The discussion occurred in 2018 on a conference call meant to clarify the "zero-tolerance" implementation of the Trump Administration's policy.

A source told the Guardian that the call shocked some of the border-state prosecutors involved because it meant that children under five could be separated from their families.

Prosecutors feared that children under five might not know their own names or the names of their parents, which would increase the risk that they'd get lost in the system.

During the duration of the order — which lasted from 6 April 2018 to 20 June 2018 and was only ended by executive order after mounting public and legal pressure was applied to Donald Trump and his administration — immigrant parents were separated from their children and deported to their home countries.

While the order was in place, 2,814 children were separated from their parents, with 105 of those being under the age of five, and 1,033 being under the age of 10.

Under the Barack Obama administration, children were allowed to stay with detained parents unless the children were believed to be in danger.

Mr Trump's orders were part of a crack-down on illegal immigration and are considered by human rights experts to be among the worst human rights violations to occur during his presidency.

Mr Rosenstein said the only exception prosecutors could make to the order was in the event that a child only spoke an indigenous language or if they had an intellectual disability and even then only on a case-by-case basis.

"Federal prosecutors did not separate parents from children. The policy the attorney general adopted for the Department of Justice in April 2018 was unambiguous: every defendant the Department of Homeland Security [DHS] arrested and referred for prosecution would be evaluated by federal prosecutors without any categorical exemption," Mr Rosenstein said in a statement to The Guardian.

The policy was eventually ruled unconstitutional by federal Judge Dana Sabraw, who called the practice "brutal" and "offensive" in its intention to sever the "sacred tie between parent and child."

A former US Department of Justice official, speaking on the condition of anonymity, told The Guardian that the DoJ only prosecuted cases sent to it by the US Department of Homeland Security.

"DHS repeatedly complained to the White House that DoJ was not prosecuting enough cases.

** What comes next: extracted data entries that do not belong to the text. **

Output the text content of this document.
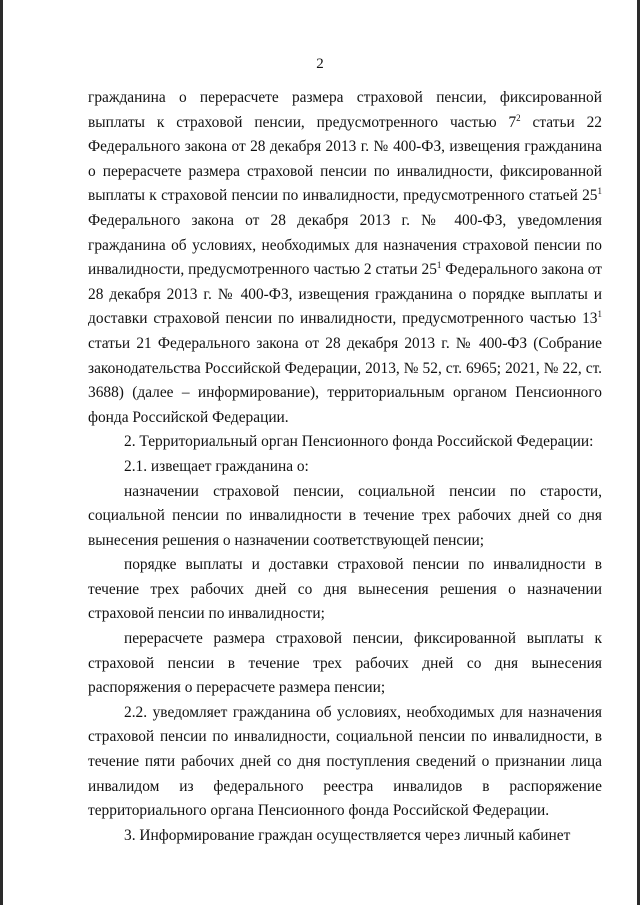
2

гражданина о перерасчете размера страховой пенсии, фиксированной выплаты к страховой пенсии, предусмотренного частью $7^2$ статьи 22 Федерального закона от 28 декабря 2013 г. № 400-ФЗ, извещения гражданина о перерасчете размера страховой пенсии по инвалидности, фиксированной выплаты к страховой пенсии по инвалидности, предусмотренного статьей $25^1$ Федерального закона от 28 декабря 2013 г. № 400-ФЗ, уведомления гражданина об условиях, необходимых для назначения страховой пенсии по инвалидности, предусмотренного частью 2 статьи $25^1$ Федерального закона от 28 декабря 2013 г. № 400-ФЗ, извещения гражданина о порядке выплаты и доставки страховой пенсии по инвалидности, предусмотренного частью $13^1$ статьи 21 Федерального закона от 28 декабря 2013 г. № 400-ФЗ (Собрание законодательства Российской Федерации, 2013, № 52, ст. 6965; 2021, № 22, ст. 3688) (далее – информирование), территориальным органом Пенсионного фонда Российской Федерации.

2. Территориальный орган Пенсионного фонда Российской Федерации:

2.1. извещает гражданина о:

назначении страховой пенсии, социальной пенсии по старости, социальной пенсии по инвалидности в течение трех рабочих дней со дня вынесения решения о назначении соответствующей пенсии;

порядке выплаты и доставки страховой пенсии по инвалидности в течение трех рабочих дней со дня вынесения решения о назначении страховой пенсии по инвалидности;

перерасчете размера страховой пенсии, фиксированной выплаты к страховой пенсии в течение трех рабочих дней со дня вынесения распоряжения о перерасчете размера пенсии;

2.2. уведомляет гражданина об условиях, необходимых для назначения страховой пенсии по инвалидности, социальной пенсии по инвалидности, в течение пяти рабочих дней со дня поступления сведений о признании лица инвалидом из федерального реестра инвалидов в распоряжение территориального органа Пенсионного фонда Российской Федерации.

3. Информирование граждан осуществляется через личный кабинет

They were driving the train," the former official said.

Though Mr Rosenstein is not considered the driving force behind the child separation practice — which is attributed to then-US Attorney General Jeff Sessions — he has publicly defended the zero-tolerance policy.

During an American Bar Association conference in August 2018, Mr Rosenstein said he believed the policy was consistent with the law and was proportionally appropriate to the severity of illegal immigration into the US.

"It would be wrong to say we're prosecuting everyone without regard to the law," he said.

He claimed that the DoJ at the time was using its resources to ensure everyone was "treated equally under the law."